Part of coaching youth soccer and other youth sport is managing the players' parents' behavior. Davis relates his own experiences dealing with over-enthusiastic, and sometimes problematic, sideline parents and guardians. First and foremost, he starts with a pre-season parent meeting. This helps them understand how their behavior can either encourage and support the team or distract from the experience if not appropriate. This also helps avoid parent/coach conflict during the season. Set expectations early, let parents know that yelling on the sidelines is not acceptable.

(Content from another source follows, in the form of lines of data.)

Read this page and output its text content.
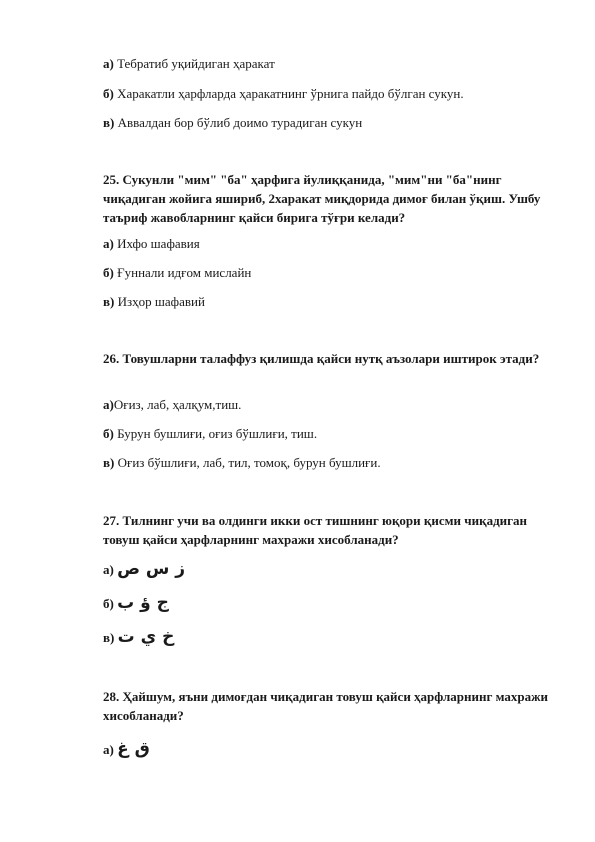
а) Тебратиб уқийдиган ҳаракат
б) Харакатли ҳарфларда ҳаракатнинг ўрнига пайдо бўлган сукун.
в) Аввалдан бор бўлиб доимо турадиган сукун
25. Сукунли "мим" "ба" ҳарфига йулиққанида, "мим"ни "ба"нинг чиқадиган жойига яшириб, 2харакат миқдорида димоғ билан ўқиш. Ушбу таъриф жавобларнинг қайси бирига тўғри келади?
а) Ихфо шафавия
б) Ғуннали идғом мислайн
в) Изҳор шафавий
26. Товушларни талаффуз қилишда қайси нутқ аъзолари иштирок этади?
а)Оғиз, лаб, ҳалқум,тиш.
б) Бурун бушлиғи, оғиз бўшлиғи, тиш.
в) Оғиз бўшлиғи, лаб, тил, томоқ, бурун бушлиғи.
27. Тилнинг учи ва олдинги икки ост тишнинг юқори қисми чиқадиган товуш қайси ҳарфларнинг махражи хисобланади?
а) ز س ص
б) ج ؤ ب
в) خ ي ت
28. Ҳайшум, яъни димоғдан чиқадиган товуш қайси ҳарфларнинг махражи хисобланади?
а) ق غ
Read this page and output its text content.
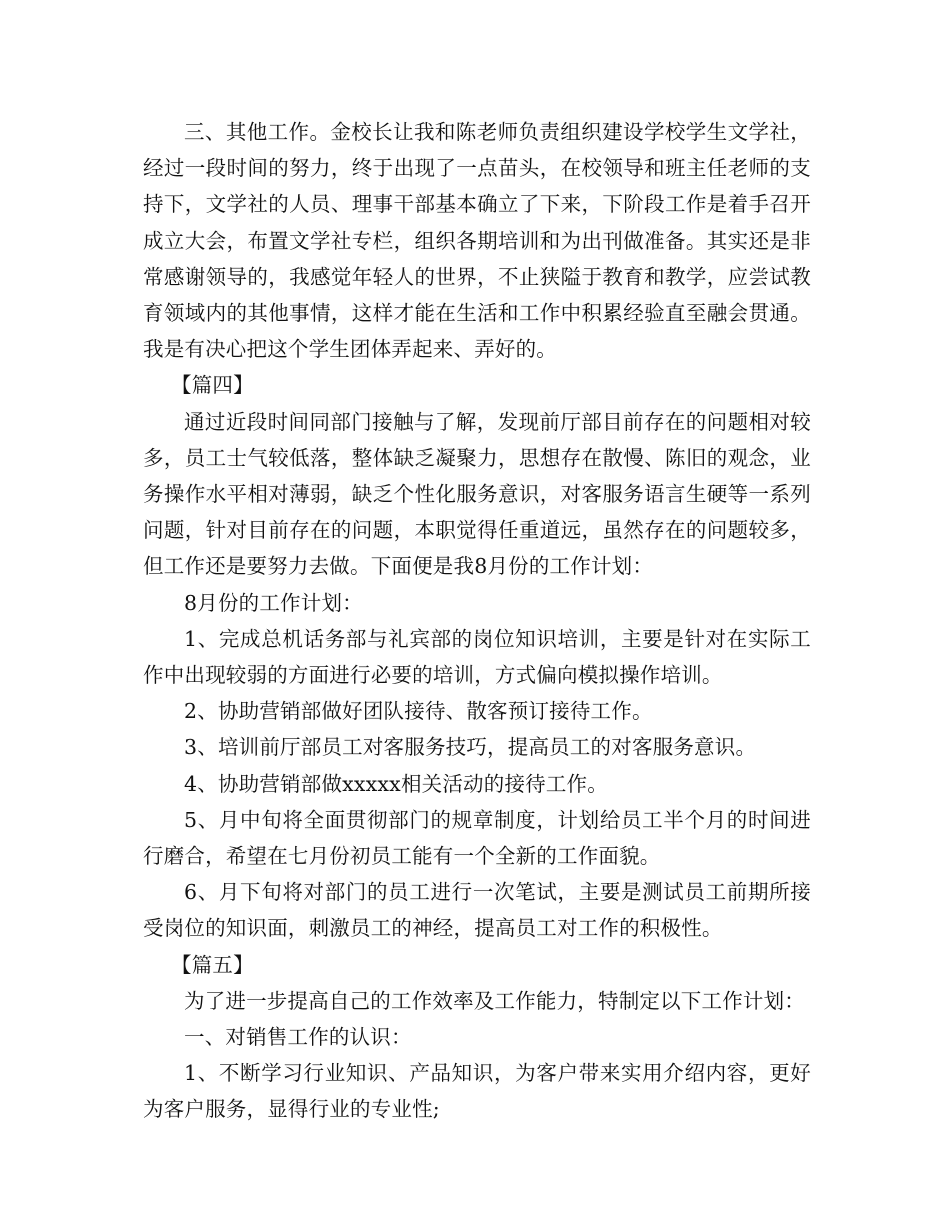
三、其他工作。金校长让我和陈老师负责组织建设学校学生文学社，经过一段时间的努力，终于出现了一点苗头，在校领导和班主任老师的支持下，文学社的人员、理事干部基本确立了下来，下阶段工作是着手召开成立大会，布置文学社专栏，组织各期培训和为出刊做准备。其实还是非常感谢领导的，我感觉年轻人的世界，不止狭隘于教育和教学，应尝试教育领域内的其他事情，这样才能在生活和工作中积累经验直至融会贯通。我是有决心把这个学生团体弄起来、弄好的。

【篇四】

通过近段时间同部门接触与了解，发现前厅部目前存在的问题相对较多，员工士气较低落，整体缺乏凝聚力，思想存在散慢、陈旧的观念，业务操作水平相对薄弱，缺乏个性化服务意识，对客服务语言生硬等一系列问题，针对目前存在的问题，本职觉得任重道远，虽然存在的问题较多，但工作还是要努力去做。下面便是我8月份的工作计划：

8月份的工作计划：

1、完成总机话务部与礼宾部的岗位知识培训，主要是针对在实际工作中出现较弱的方面进行必要的培训，方式偏向模拟操作培训。

2、协助营销部做好团队接待、散客预订接待工作。

3、培训前厅部员工对客服务技巧，提高员工的对客服务意识。

4、协助营销部做xxxxx相关活动的接待工作。

5、月中旬将全面贯彻部门的规章制度，计划给员工半个月的时间进行磨合，希望在七月份初员工能有一个全新的工作面貌。

6、月下旬将对部门的员工进行一次笔试，主要是测试员工前期所接受岗位的知识面，刺激员工的神经，提高员工对工作的积极性。

【篇五】

为了进一步提高自己的工作效率及工作能力，特制定以下工作计划：

一、对销售工作的认识：

1、不断学习行业知识、产品知识，为客户带来实用介绍内容，更好为客户服务，显得行业的专业性;
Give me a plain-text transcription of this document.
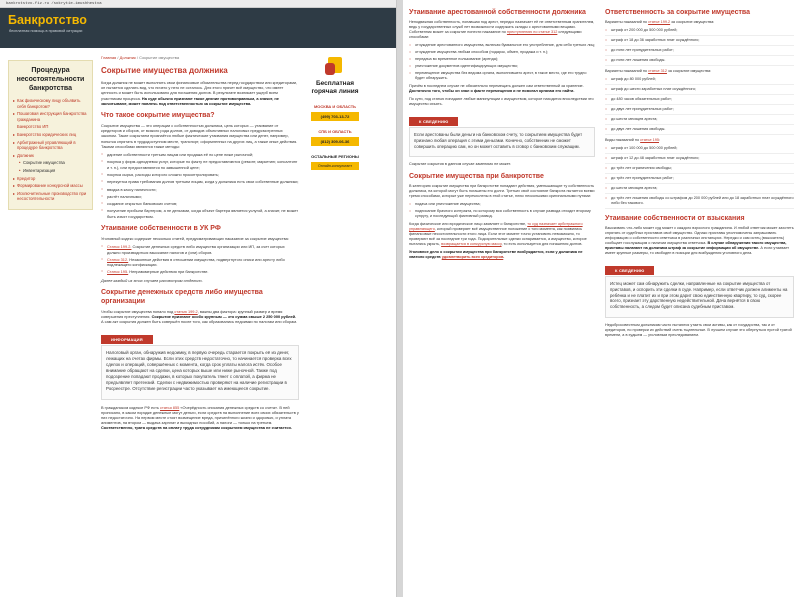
bankrotstvo-fiz.ru /sokrytie-imushhestva
Банкротство
бесплатная помощь в правовой ситуации
Процедура несостоятельности банкротства
▸ Как физическому лицу объявить себя банкротом?
▸ Пошаговая инструкция банкротства гражданина
Банкротство ИП
▸ Банкротство юридических лиц
▸ Арбитражный управляющий в процедуре банкротства
▸ Должник
• Сокрытие имущества
• Инвентаризация
▸ Кредитор
▸ Формирование конкурсной массы
▸ Исключительные производство при несостоятельности
Главная / Должник / Сокрытие имущества
Сокрытие имущества должника

Когда должник не может выполнить свои финансовые обязательства перед государством или кредиторами, он пытается сделать вид, что ничего у него не осталось. Для этого прячет всё имущество, что имеет ценность и может быть использовано для погашения долгов. В результате возникает ущерб всем участникам процесса. На суде обычно признают такое деяние противоправным, а значит, не засчитывают, может повлечь под ответственностью за сокрытие имущества.

Что такое сокрытие имущества?

Сокрытие имущества — это операции с собственностью должника, цель которых — утаивание от кредиторов и сборов, от всякого рода долгов, от доводов объективных налоговых предусмотренных законом. Такие сокрытием признаётся любые фактические утаивания имущества или денег, например, попытка спрятать в трудодоступном месте, транспорт, оформленных на других лиц, а также иные действия. Такими способами являются также методы:

○ дарение собственности третьим лицам или продажа её по цене ниже рыночной;
○ покупка у фирм-однодневок услуг, которые по факту не предоставляются (ремонт, маркетинг, консалтинг и т. п.), или предоставляются по завышенной цене;
○ покупка сырья, расходы которого сложно проконтролировать;
○ перекуптка права требования долгов третьим лицам, когда у должника есть свои собственные должники;
○ вводка в кассу наличности;
○ растёт наличными;
○ создание открытых банковских счетов;
○ получение прибыли бартером, а не деньгами, когда объект бартера является услугой, а значит, не может быть изъят государством.
Утаивание собственности в УК РФ

Уголовный кодекс содержит несколько статей, предусматривающих наказание за сокрытие имущества:

○ Статья 199.2. Сокрытие денежных средств либо имущества организации или ИП, за счет которых должно производиться взыскание налогов и (или) сборов.
○ Статья 312. Незаконные действия в отношении имущества, подвергнутого описи или аресту либо подлежащего конфискации.
○ Статья 195. Неправомерные действия при банкротстве.

Далее каждый из этих случаев рассмотрим отдельно.

Сокрытие денежных средств либо имущества организации

Чтобы сокрытие имущества попало под статью 199.2, важны два фактора: крупный размер и время совершения преступления. Сокрытие признают особо крупным — это сумма свыше 2 250 000 рублей. А сам акт сокрытия должен быть совершён после того, как образовались недоимки по налогам или сборам.

ИНФОРМАЦИЯ

Налоговый орган, обнаружив недоимку, в первую очередь старается покрыть её из денег, лежащих на счетах фирмы. Если этих средств недостаточно, то начинается проверка всех сделок и операций, совершённых с момента, когда срок уплаты налога истёк. Особое внимание обращают на сделки, цена которых выше или ниже рыночной. Также под подозрение попадают продажи, в которых покупатель тянет с оплатой, а фирма не предъявляет претензий. Сделки с недвижимостью проверяют на наличие регистрации в Росреестре. Отсутствие регистрации часто указывает на имеющееся сокрытие.

В гражданском кодексе РФ есть статья 855 «Очерёдность списания денежных средств со счета». В ней прописано, в каком порядке денежные могут деньги, если средств на выполнение всех своих обязательств у них недостаточно. На первом месте стоят возмещение вреда, причинённого жизни и здоровью, и уплата алиментов, на втором — выдача зарплат и выходных пособий, а налоги — только на третьем. Соответственно, трата средств на оплату труда сотрудникам сокрытием имущества не считается.

Бесплатная горячая линия
МОСКВА И ОБЛАСТЬ
(499) 703-13-72
СПБ И ОБЛАСТЬ
(812) 309-06-36
ОСТАЛЬНЫЕ РЕГИОНЫ
Онлайн-консультант
Утаивание арестованной собственности должника

Неподвижная собственность, попавшая под арест, нередко назначает её не ответственным хранителем, ведь у государственных служб нет возможности содержать склады с арестованными вещами. Собственник может за сокрытие понести наказание по преступлению по статье 312 следующими способами:

○ отчуждение арестованного имущества, включая буквальное его употребление, для себя третьих лиц;
○ отчуждение имущества любым способом (подарок, обмен, продажа и т. п.);
○ передача во временное пользование (аренда);
○ уничтожение документов идентифицирующих имущество;
○ перемещение имущества без ведома органа, выполнившего арест, в такое место, где его трудно будет обнаружить.

Причём в последнем случае не обязательно перемещать должен сам ответственный за хранение. Достаточно того, чтобы он знал о факте перемещения и не помогал органам его найти.

По сути, под статью попадают любые манипуляции с имуществом, которое находится впоследствии это имущество изъять.

К СВЕДЕНИЮ

Если арестованы были деньги на банковском счету, то сокрытием имущества будет признано любая операция с этими деньгами. Конечно, собственник не сможет совершить операцию сам, но он может оставить в сговор с банковским служащим.

Сокрытие сокрытия в данном случае заменимо не может.

Сокрытие имущества при банкротстве

В категорию сокрытие имущества при банкротстве попадают действия, уменьшающие ту собственность должника, на которой могут быть погашены его долги. Третьих своё состояние банкрота пытается всеми тремя способами, которые уже перечислены в этой статье, плюс несколькими оригинальными путями:

○ подача или уничтожение имущества;
○ подписание брачного контракта, по которому вся собственность в случае развода отходит второму супругу, и последующий фиктивный развод.

Когда физическое или юридическое лицо заявляет о банкротстве, то суд назначает арбитражного управляющего, который проверяет всё имущественное положение с того момента, как появились финансовые несостоятельности этого лица. Если этот момент точно установить невозможно, то проверяют всё за последние три года. Подозрительные сделки оспаривается, а имущество, которое пытались укрыть, возвращается в конкурсную массу, то есть используется для погашения долгов.

Уголовное дело о сокрытии имущества при банкротстве возбуждается, если у должника не хватило средств удовлетворить всех кредиторов.

Ответственность за сокрытие имущества

Варианты наказаний по статье 199.2 за сокрытие имущества:

○ штраф от 200 000 до 500 000 рублей;
○ штраф от 18 до 36 заработных плат осуждённого;
○ до пяти лет принудительных работ;
○ до пяти лет лишения свободы.

Варианты наказаний по статье 312 за сокрытие имущества:

○ штраф до 80 000 рублей;
○ штраф до шести заработных плат осуждённого;
○ до 480 часов обязательных работ;
○ до двух лет принудительных работ;
○ до шести месяцев ареста;
○ до двух лет лишения свободы.

Виды наказаний по статье 195:

○ штраф от 100 000 до 500 000 рублей;
○ штраф от 12 до 48 заработных плат осуждённого;
○ до трёх лет ограничения свободы;
○ до трёх лет принудительных работ;
○ до шести месяцев ареста;
○ до трёх лет лишения свободы со штрафом до 200 000 рублей или до 18 заработных плат осуждённого либо без такового.
Утаивание собственности от взыскания

Взыскивать что-либо может суд может с каждого взрослого гражданина. И любой ответчик может захотеть спрятать от судебных приставов своё имущество. Однако приставы уполномочены запрашивать информацию о собственности ответчика в различных инстанциях. Нередко и сам истец (взыскатель) сообщает госслужащим о наличии имущества ответчика. В случае обнаружения такого имущества, приставы налагают на должника штраф за сокрытие информации об имуществе. А если утаивает имеет крупные размеры, то свободен в позиции для возбуждения уголовного дела.

К СВЕДЕНИЮ

Истец может сам обнаружить сделки, направленные на сокрытие имущества от приставов, и оспорить эти сделки в суде. Например, если ответчик должен алименты на ребёнка и не платит их и при этом дарит свою единственную квартиру, то суд, скорее всего, признает эту дарственную недействительной. Дача вернётся в свою собственность, а следом будет описана судебным приставом.

Недобросовестным должникам часто пытаются утаить свои активы, как от государства, так и от кредиторов, но проверки их действий очень тщательные. В лучшем случае это обернуться пустой тратой времени, а в худшем — уголовным преследованием.
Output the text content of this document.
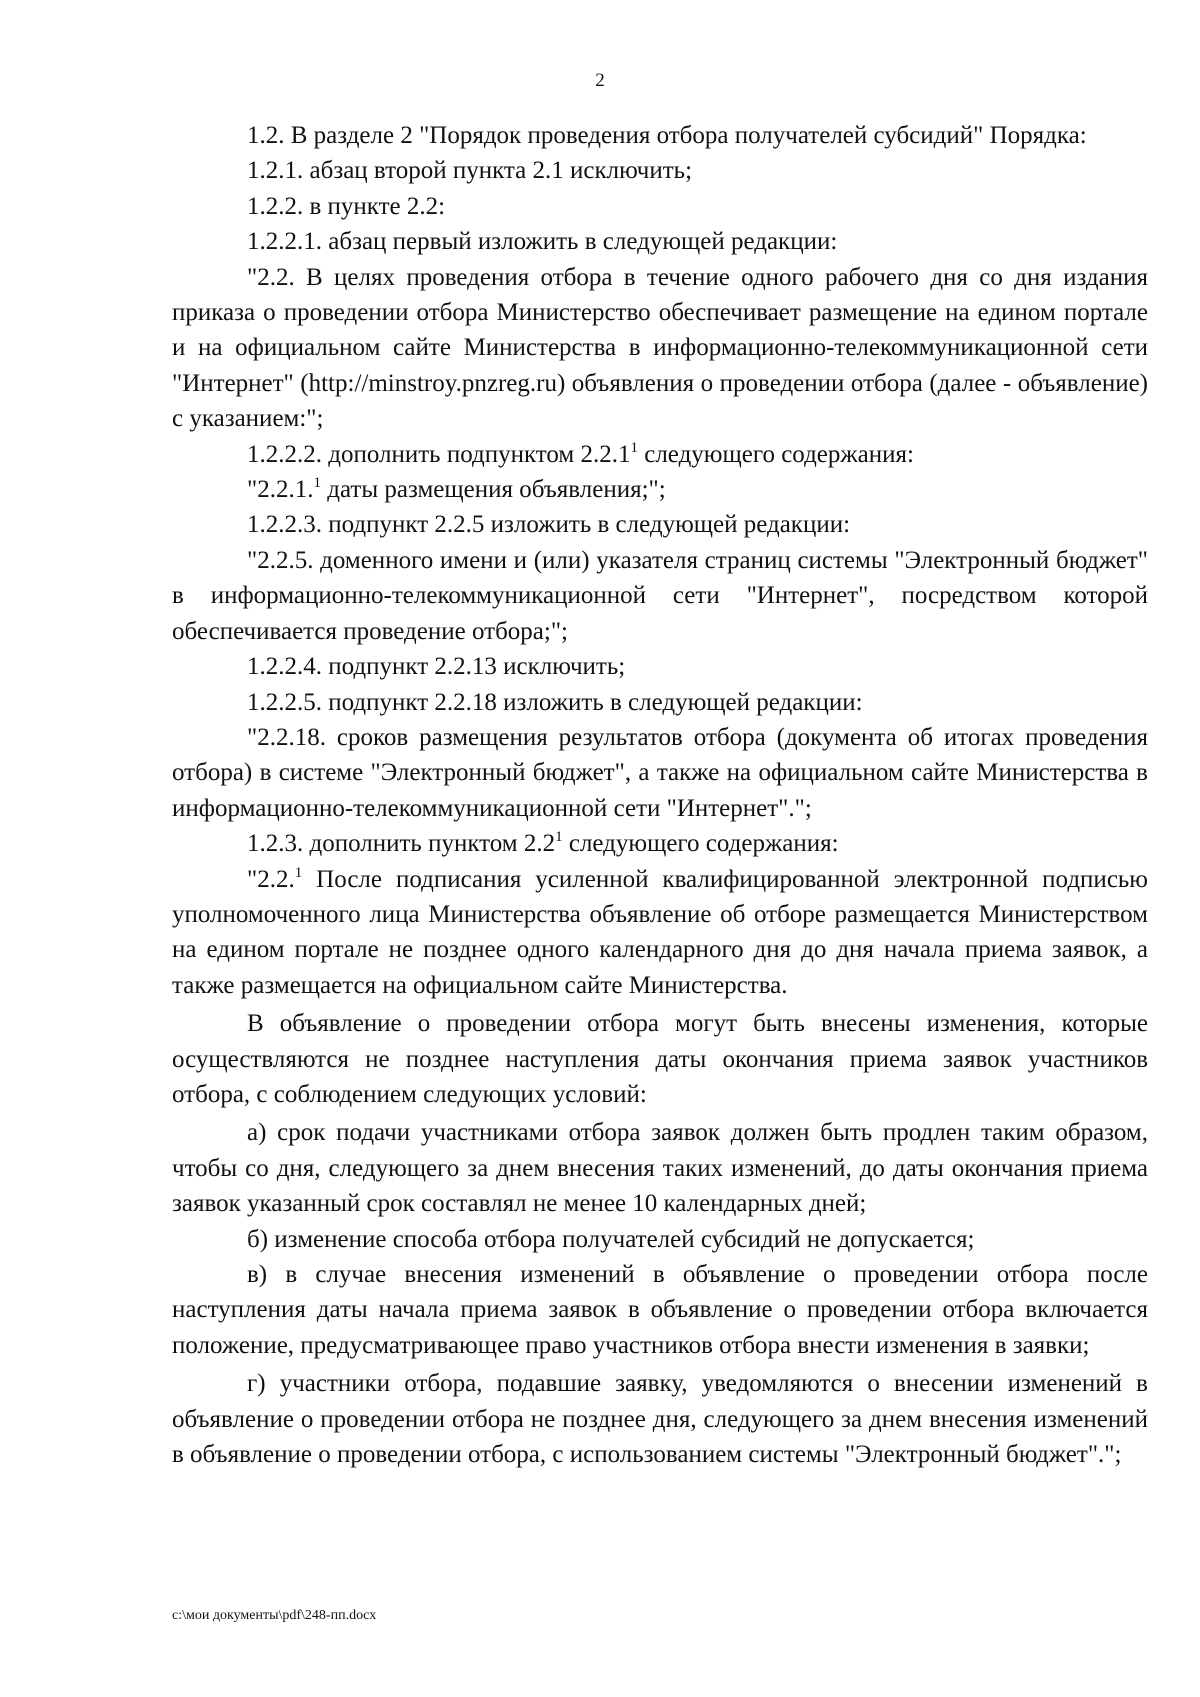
2

1.2. В разделе 2 "Порядок проведения отбора получателей субсидий" Порядка:

1.2.1. абзац второй пункта 2.1 исключить;

1.2.2. в пункте 2.2:

1.2.2.1. абзац первый изложить в следующей редакции:

"2.2. В целях проведения отбора в течение одного рабочего дня со дня издания приказа о проведении отбора Министерство обеспечивает размещение на едином портале и на официальном сайте Министерства в информационно-телекоммуникационной сети "Интернет" (http://minstroy.pnzreg.ru) объявления о проведении отбора (далее - объявление) с указанием:";

1.2.2.2. дополнить подпунктом 2.2.1$^1$ следующего содержания:

"2.2.1.$^1$ даты размещения объявления;";

1.2.2.3. подпункт 2.2.5 изложить в следующей редакции:

"2.2.5. доменного имени и (или) указателя страниц системы "Электронный бюджет" в информационно-телекоммуникационной сети "Интернет", посредством которой обеспечивается проведение отбора;";

1.2.2.4. подпункт 2.2.13 исключить;

1.2.2.5. подпункт 2.2.18 изложить в следующей редакции:

"2.2.18. сроков размещения результатов отбора (документа об итогах проведения отбора) в системе "Электронный бюджет", а также на официальном сайте Министерства в информационно-телекоммуникационной сети "Интернет".";

1.2.3. дополнить пунктом $2.2^1$ следующего содержания:

"2.2.$^1$ После подписания усиленной квалифицированной электронной подписью уполномоченного лица Министерства объявление об отборе размещается Министерством на едином портале не позднее одного календарного дня до дня начала приема заявок, а также размещается на официальном сайте Министерства.

В объявление о проведении отбора могут быть внесены изменения, которые осуществляются не позднее наступления даты окончания приема заявок участников отбора, с соблюдением следующих условий:

а) срок подачи участниками отбора заявок должен быть продлен таким образом, чтобы со дня, следующего за днем внесения таких изменений, до даты окончания приема заявок указанный срок составлял не менее 10 календарных дней;

б) изменение способа отбора получателей субсидий не допускается;

в) в случае внесения изменений в объявление о проведении отбора после наступления даты начала приема заявок в объявление о проведении отбора включается положение, предусматривающее право участников отбора внести изменения в заявки;

г) участники отбора, подавшие заявку, уведомляются о внесении изменений в объявление о проведении отбора не позднее дня, следующего за днем внесения изменений в объявление о проведении отбора, с использованием системы "Электронный бюджет".";

c:\мои документы\pdf\248-пп.docx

Davis also tries to set an example as the coach. He brings a chair and calmly sits during the games. He calmly focuses on teachable moments and talks to the players on the sideline. He makes sure that at no point during the game do parents see him yelling, other than in an encouraging way. This sets the standard for parents watching the game on the other sideline, and hopefully makes clear what is expected.
Finally, if parents are still behaving in a way that’s distracting or negatively impacting the team, Davis will videotape them and let them see how their behavior looks and what impression if leaves on players and other fans. Hopefully parents come to an understanding of appropriate behavior before this is necessary, but sometimes they lack the recognition to make behavioral changes. Whatever it takes, managing sports parents’ behavior is a component of coaching youth teams and maintaining the right culture.